Какое глубокое впечатление оказала эта книга на юную, еще колеблющуюся душу! Она заставила меня почувствовать, что я - это частица жизни Земли.
Когда я закончил читать эту необыкновенную книгу, была ночь. Ребята спали, уткнувшись в подушки. Я вышел в парк, в котором окутанный морозом, как бы колеблясь в тумане, и вместе с тем неподвижно стоял наш большой, весь в изморози, в снеговых шапках старый деревянный дом. Яркие звезды пылали над сверкающим холодом ночи. Чувство безмерной любви к миру, светлая грусть стеснили сердце, и радость бытия, словно пламенный огненный вихрь, пронзила меня. Что можно было сделать в этот мучительный миг счастья? Я стал плакать, один, громко, счастливо.
- Коля, что случилось? - раздался тревожный девичий голос.
Это Екатерина Никитична Волкова вышла за мной посмотреть, куда это я отправился глядя на ночь.
- Ах, тетя Катя, тетя Катя! - смог лишь я ответить ей в эту минуту.
Не знаю, что подумала обо мне в эту морозную ночь тетя Катя...

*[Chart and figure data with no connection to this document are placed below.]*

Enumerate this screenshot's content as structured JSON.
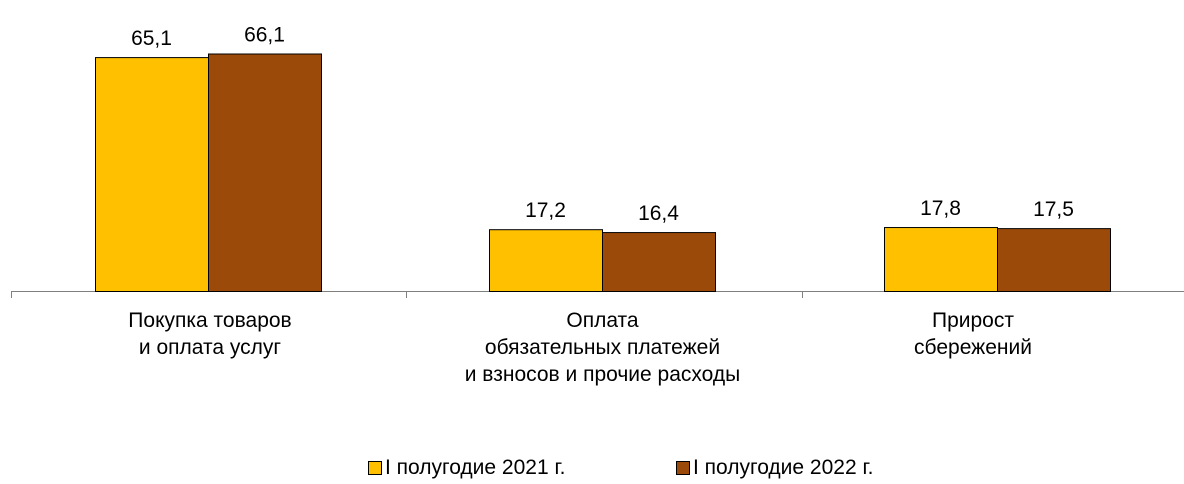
{
  "chart_data": {
    "type": "bar",
    "categories": [
      "Покупка товаров\nи оплата услуг",
      "Оплата\nобязательных платежей\nи взносов и прочие расходы",
      "Прирост\nсбережений"
    ],
    "series": [
      {
        "name": "I полугодие 2021 г.",
        "color": "#FFC000",
        "values": [
          65.1,
          17.2,
          17.8
        ],
        "labels": [
          "65,1",
          "17,2",
          "17,8"
        ]
      },
      {
        "name": "I полугодие 2022 г.",
        "color": "#9C4A09",
        "values": [
          66.1,
          16.4,
          17.5
        ],
        "labels": [
          "66,1",
          "16,4",
          "17,5"
        ]
      }
    ],
    "ylim": [
      0,
      70
    ],
    "grid": false,
    "legend_position": "bottom"
  }
}
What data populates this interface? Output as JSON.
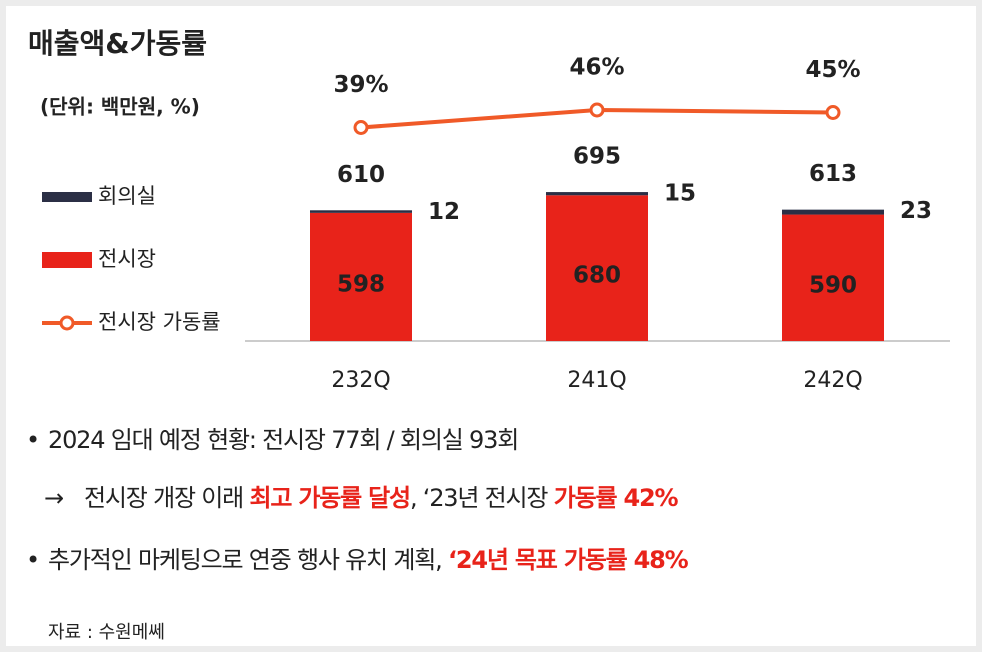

"Происхождение видов" Ч. Дарвина с его естественнонаучным материализмом, со стихийной диалектикой и бесстрашным атеизмом для юной души также оказалось замечательной книгой. Многое тогда я не понял в этом глубоком произведении великого англичанина, но материалистические основы всего процесса создания и развития жизни на Земле встали передо мною с непререкаемой очевидностью. Без подпорок, без помощи, без провидения человечество одиноко стоит на Земле. Вместе с тем, полное внутренних сил и мощи, оно сознает себя, вселенную и глядит, не мигая, в глаза звездам. Земля - это наш дом. И слова "Интернационала" "Никто не даст нам избавленья - ни бог, ни царь и не герой" насыщались теперь каким-то всеземным и космическим значением, при этом Революция вставала как закономерная битва за достоинство и за будущее человечества. Революция была первым камнем, на котором строилась жизнь моей души. Теперь был заложен ее второй краеугольный камень - чувство вселенной, жизнь планеты Земля.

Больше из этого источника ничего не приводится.